Una noche de invierno salió mi abuela con un nieto a cada lado. No recuerdo con precisión qué destino le urgía. A mi hermano lo llevaba de la mano y a mí, de tanto en tanto, me daba una palmadita en la espalda como diciéndome, “estoy aquí, dele no más, siga caminando”. Y es que ese día íbamos con la premura propia de quienes tienen frío pero no sabíamos a dónde, por lo menos yo no lo recuerdo.

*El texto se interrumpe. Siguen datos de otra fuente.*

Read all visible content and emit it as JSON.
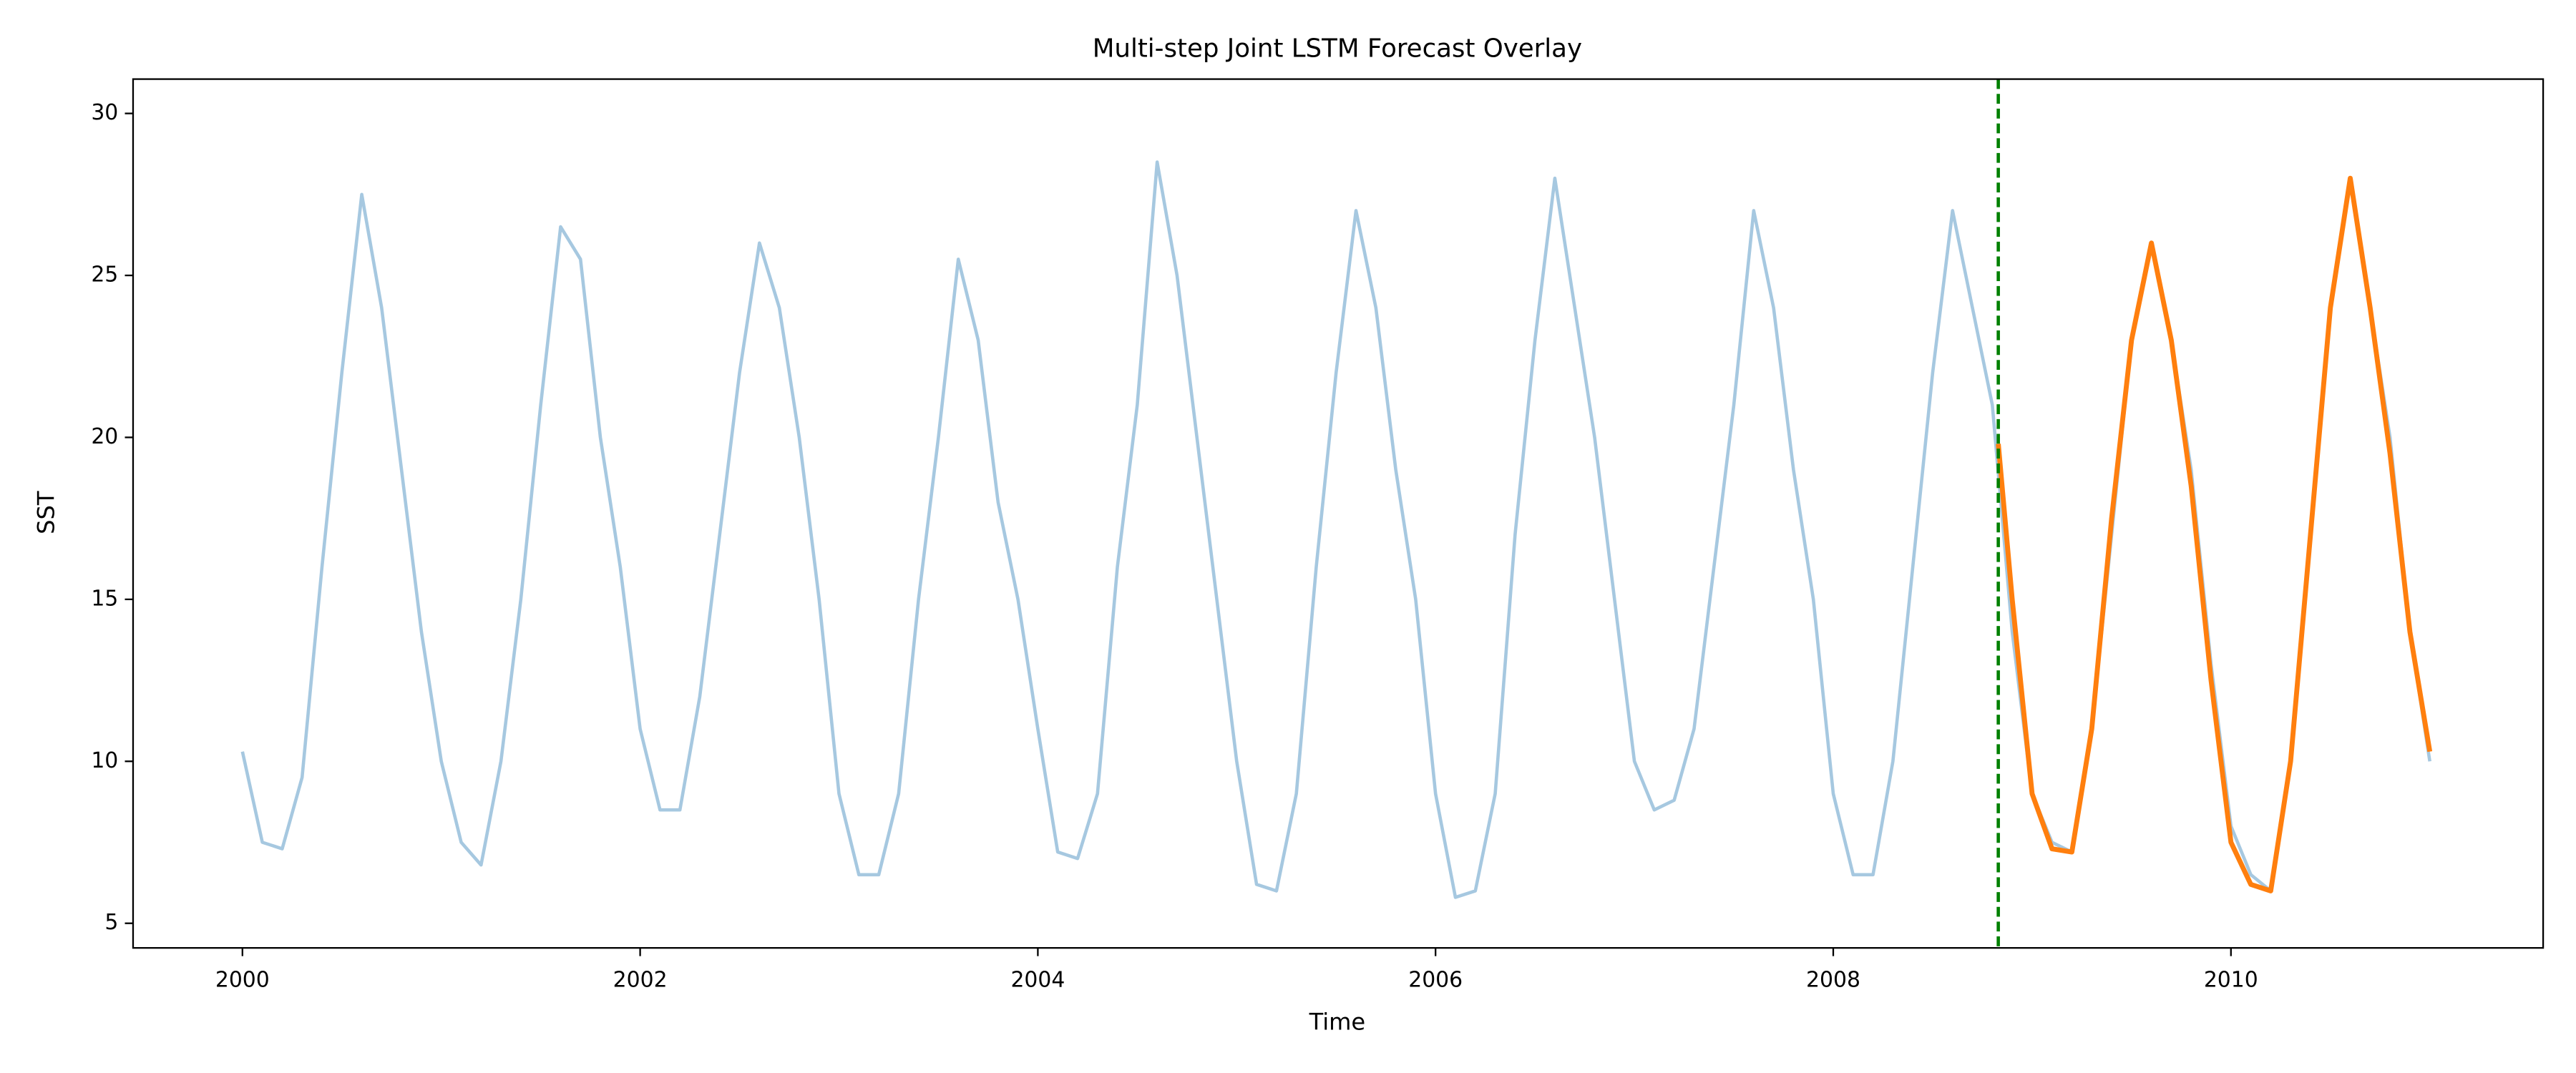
{
  "chart_data": {
    "type": "line",
    "title": "Multi-step Joint LSTM Forecast Overlay",
    "xlabel": "Time",
    "ylabel": "SST",
    "xlim": [
      1999.45,
      2011.57
    ],
    "ylim": [
      4.24,
      31.06
    ],
    "xticks": [
      2000,
      2002,
      2004,
      2006,
      2008,
      2010
    ],
    "yticks": [
      5,
      10,
      15,
      20,
      25,
      30
    ],
    "grid": false,
    "vline": {
      "x": 2008.83,
      "color": "#008000"
    },
    "series": [
      {
        "color": "#a6c8e0",
        "x": [
          2000.0,
          2000.1,
          2000.2,
          2000.3,
          2000.4,
          2000.5,
          2000.6,
          2000.7,
          2000.8,
          2000.9,
          2001.0,
          2001.1,
          2001.2,
          2001.3,
          2001.4,
          2001.5,
          2001.6,
          2001.7,
          2001.8,
          2001.9,
          2002.0,
          2002.1,
          2002.2,
          2002.3,
          2002.4,
          2002.5,
          2002.6,
          2002.7,
          2002.8,
          2002.9,
          2003.0,
          2003.1,
          2003.2,
          2003.3,
          2003.4,
          2003.5,
          2003.6,
          2003.7,
          2003.8,
          2003.9,
          2004.0,
          2004.1,
          2004.2,
          2004.3,
          2004.4,
          2004.5,
          2004.6,
          2004.7,
          2004.8,
          2004.9,
          2005.0,
          2005.1,
          2005.2,
          2005.3,
          2005.4,
          2005.5,
          2005.6,
          2005.7,
          2005.8,
          2005.9,
          2006.0,
          2006.1,
          2006.2,
          2006.3,
          2006.4,
          2006.5,
          2006.6,
          2006.7,
          2006.8,
          2006.9,
          2007.0,
          2007.1,
          2007.2,
          2007.3,
          2007.4,
          2007.5,
          2007.6,
          2007.7,
          2007.8,
          2007.9,
          2008.0,
          2008.1,
          2008.2,
          2008.3,
          2008.4,
          2008.5,
          2008.6,
          2008.7,
          2008.8,
          2008.9,
          2009.0,
          2009.1,
          2009.2,
          2009.3,
          2009.4,
          2009.5,
          2009.6,
          2009.7,
          2009.8,
          2009.9,
          2010.0,
          2010.1,
          2010.2,
          2010.3,
          2010.4,
          2010.5,
          2010.6,
          2010.7,
          2010.8,
          2010.9,
          2011.0
        ],
        "values": [
          10.3,
          7.5,
          7.3,
          9.5,
          16,
          22,
          27.5,
          24,
          19,
          14,
          10,
          7.5,
          6.8,
          10,
          15,
          21,
          26.5,
          25.5,
          20,
          16,
          11,
          8.5,
          8.5,
          12,
          17,
          22,
          26,
          24,
          20,
          15,
          9,
          6.5,
          6.5,
          9,
          15,
          20,
          25.5,
          23,
          18,
          15,
          11,
          7.2,
          7,
          9,
          16,
          21,
          28.5,
          25,
          20,
          15,
          10,
          6.2,
          6,
          9,
          16,
          22,
          27,
          24,
          19,
          15,
          9,
          5.8,
          6,
          9,
          17,
          23,
          28,
          24,
          20,
          15,
          10,
          8.5,
          8.8,
          11,
          16,
          21,
          27,
          24,
          19,
          15,
          9,
          6.5,
          6.5,
          10,
          16,
          22,
          27,
          24,
          21,
          14,
          9,
          7.5,
          7.2,
          11,
          17,
          23,
          26,
          23,
          19,
          13,
          8,
          6.5,
          6,
          10,
          17,
          24,
          28,
          24,
          20,
          14,
          10
        ]
      },
      {
        "color": "#ff7f0e",
        "x": [
          2008.83,
          2008.9,
          2009.0,
          2009.1,
          2009.2,
          2009.3,
          2009.4,
          2009.5,
          2009.6,
          2009.7,
          2009.8,
          2009.9,
          2010.0,
          2010.1,
          2010.2,
          2010.3,
          2010.4,
          2010.5,
          2010.6,
          2010.7,
          2010.8,
          2010.9,
          2011.0
        ],
        "values": [
          19.8,
          15,
          9,
          7.3,
          7.2,
          11,
          17.5,
          23,
          26,
          23,
          18.5,
          12.5,
          7.5,
          6.2,
          6,
          10,
          17,
          24,
          28,
          24,
          19.5,
          14,
          10.3
        ]
      }
    ]
  }
}
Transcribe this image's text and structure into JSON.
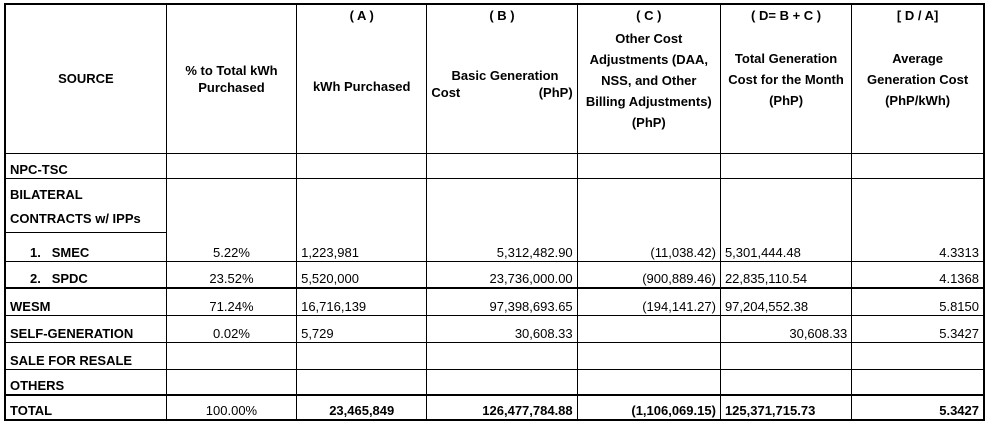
{
  "headers": {
    "source": "SOURCE",
    "pct": "% to Total kWh Purchased",
    "kwh_letter": "( A )",
    "kwh": "kWh Purchased",
    "basic_letter": "( B )",
    "basic_line1": "Basic Generation",
    "basic_line2a": "Cost",
    "basic_line2b": "(PhP)",
    "other_letter": "( C )",
    "other": "Other Cost Adjustments (DAA, NSS, and Other Billing Adjustments) (PhP)",
    "total_letter": "( D= B + C )",
    "total": "Total Generation Cost for the Month (PhP)",
    "avg_letter": "[ D / A]",
    "avg": "Average Generation Cost (PhP/kWh)"
  },
  "rows": {
    "npc": {
      "source": "NPC-TSC"
    },
    "bilateral": {
      "line1": "BILATERAL",
      "line2": "CONTRACTS w/ IPPs"
    },
    "smec": {
      "num": "1.",
      "source": "SMEC",
      "pct": "5.22%",
      "kwh": "1,223,981",
      "basic": "5,312,482.90",
      "other": "(11,038.42)",
      "total": "5,301,444.48",
      "avg": "4.3313"
    },
    "spdc": {
      "num": "2.",
      "source": "SPDC",
      "pct": "23.52%",
      "kwh": "5,520,000",
      "basic": "23,736,000.00",
      "other": "(900,889.46)",
      "total": "22,835,110.54",
      "avg": "4.1368"
    },
    "wesm": {
      "source": "WESM",
      "pct": "71.24%",
      "kwh": "16,716,139",
      "basic": "97,398,693.65",
      "other": "(194,141.27)",
      "total": "97,204,552.38",
      "avg": "5.8150"
    },
    "selfgen": {
      "source": "SELF-GENERATION",
      "pct": "0.02%",
      "kwh": "5,729",
      "basic": "30,608.33",
      "other": "",
      "total": "30,608.33",
      "avg": "5.3427"
    },
    "resale": {
      "source": "SALE FOR RESALE"
    },
    "others": {
      "source": "OTHERS"
    },
    "total": {
      "source": "TOTAL",
      "pct": "100.00%",
      "kwh": "23,465,849",
      "basic": "126,477,784.88",
      "other": "(1,106,069.15)",
      "total": "125,371,715.73",
      "avg": "5.3427"
    }
  }
}
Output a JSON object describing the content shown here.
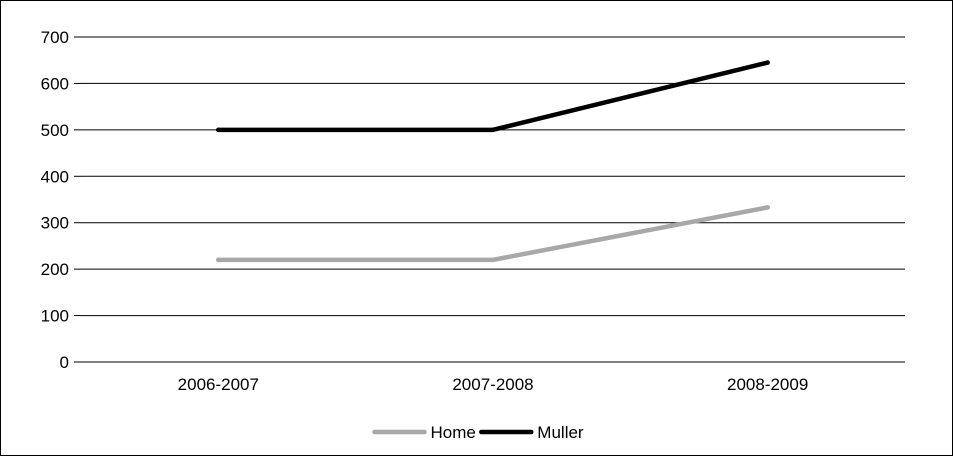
{
  "chart_data": {
    "type": "line",
    "title": "",
    "xlabel": "",
    "ylabel": "",
    "categories": [
      "2006-2007",
      "2007-2008",
      "2008-2009"
    ],
    "series": [
      {
        "name": "Home",
        "values": [
          220,
          220,
          333
        ],
        "color": "#a8a8a8"
      },
      {
        "name": "Muller",
        "values": [
          500,
          500,
          645
        ],
        "color": "#000000"
      }
    ],
    "ylim": [
      0,
      700
    ],
    "yticks": [
      "0",
      "100",
      "200",
      "300",
      "400",
      "500",
      "600",
      "700"
    ],
    "grid": true,
    "legend_position": "bottom"
  }
}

Metros antes de llegar a la
esquina, vimos a tres chiquillas dejando con delicadeza un bulto en el suelo. Parecía
un bollito de tela que contenía algo evidentemente vivo, que merecía cierto
cuidado. Tras dejarlo, pasaron por nuestro lado con paso apurado, caras largas,
manos en puño.
Mi abuela les clavó una mirada
llena de juicio y vimos cómo se perdían tras la curva de la calle. Corrimos a
ver de qué se trataba aquello. Mi abuela se puso en cuclillas, y destapó ese
amasijo de tela como quien le saca delicadamente, una a una, las capas de piel de
la cebolla. Y allí, en el medio, como el centro de una fruta poco conocida,
salió un perrito que podía acurrucarse en una sola mano de mi abuela: “menos
mal, pensé que era otra cosa”, nos dijo. Y tomó a la cachorra como quien toma un
documento con todos los sellos requeridos.
Volvimos a casa con una perrita en nuestro
haber, como si ese hubiese sido el motivo de aquella caminata. “Abuela, pero no
sabemos si mis papás nos dan permiso de tenerla en la casa”. A lo que ella
contestó: “Hijo, los amores no necesitan mucha consulta”.